Imagine my shock, then, when a man who has been teaching the gospel of Paul for decades publicly announces—in essence—that a belief in human willpower for salvation is the same as a
belief in Christ for salvation (i.e. there's no difference between the two), and that a belief that Jesus Christ did not and could not have died is the same as a belief that Jesus Christ did indeed die.
This is like a criminal putting arsenic in one pot of coffee while leaving a second pot untouched, and the maître d' serving the coffee—knowing what has
been done—insists to diners, "Here are two pots of coffee; it doesn't matter which pot you drink from."
Then, when people start keeling over dead, the maître d' says, "Oh. I didn't know that arsenic was poisonous. Should I have known that? Would that have made a difference?"
Who the hell doesn't know that arsenic is poison? What man, working in the evangel of Paul for decades, fails to realize that doctrines of demons are designed by Satan himself to keep the world from apprehending Paul's gospel? What man, knowing that the pure gospel has been compromised (poisoned) then says, "It doesn't matter what you believe. You can believe the poisoned gospel, or you can believe the true
gospel. In other words, you can believe in yourself for salvation, or you can believe in Christ for salvation. There's no difference. You can believe Christ died for your sins, or you can believe He never died for your sins. It makes no difference."

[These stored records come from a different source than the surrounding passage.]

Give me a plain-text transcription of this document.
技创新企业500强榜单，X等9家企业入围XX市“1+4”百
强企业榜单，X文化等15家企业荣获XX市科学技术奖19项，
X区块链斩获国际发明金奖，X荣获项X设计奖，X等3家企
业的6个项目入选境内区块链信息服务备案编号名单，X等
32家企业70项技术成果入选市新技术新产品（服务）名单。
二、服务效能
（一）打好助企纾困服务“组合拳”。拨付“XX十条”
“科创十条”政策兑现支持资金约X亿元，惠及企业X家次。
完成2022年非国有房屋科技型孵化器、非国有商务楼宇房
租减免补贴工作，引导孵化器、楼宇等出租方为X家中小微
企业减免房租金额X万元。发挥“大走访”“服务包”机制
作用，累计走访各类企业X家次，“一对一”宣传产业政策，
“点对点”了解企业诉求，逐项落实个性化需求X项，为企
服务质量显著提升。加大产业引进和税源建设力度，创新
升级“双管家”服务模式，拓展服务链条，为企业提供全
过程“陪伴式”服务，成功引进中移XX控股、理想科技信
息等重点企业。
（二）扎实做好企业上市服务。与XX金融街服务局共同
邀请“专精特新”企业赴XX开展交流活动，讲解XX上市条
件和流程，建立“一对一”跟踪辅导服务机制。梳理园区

Should such a man who doesn't know deadly poison when he sees it even be considered competent to teach
the gospel? He may be competent to teach it, but certainly not to defend it. He cannot defend it because he fails to recognize the enemy. He cannot sense the emergency. If we do not fire the maître d' in charge of the coffee, should we not at least educate him as to the deleterious effects of arsenic? And perhaps make him pay for funeral expenses?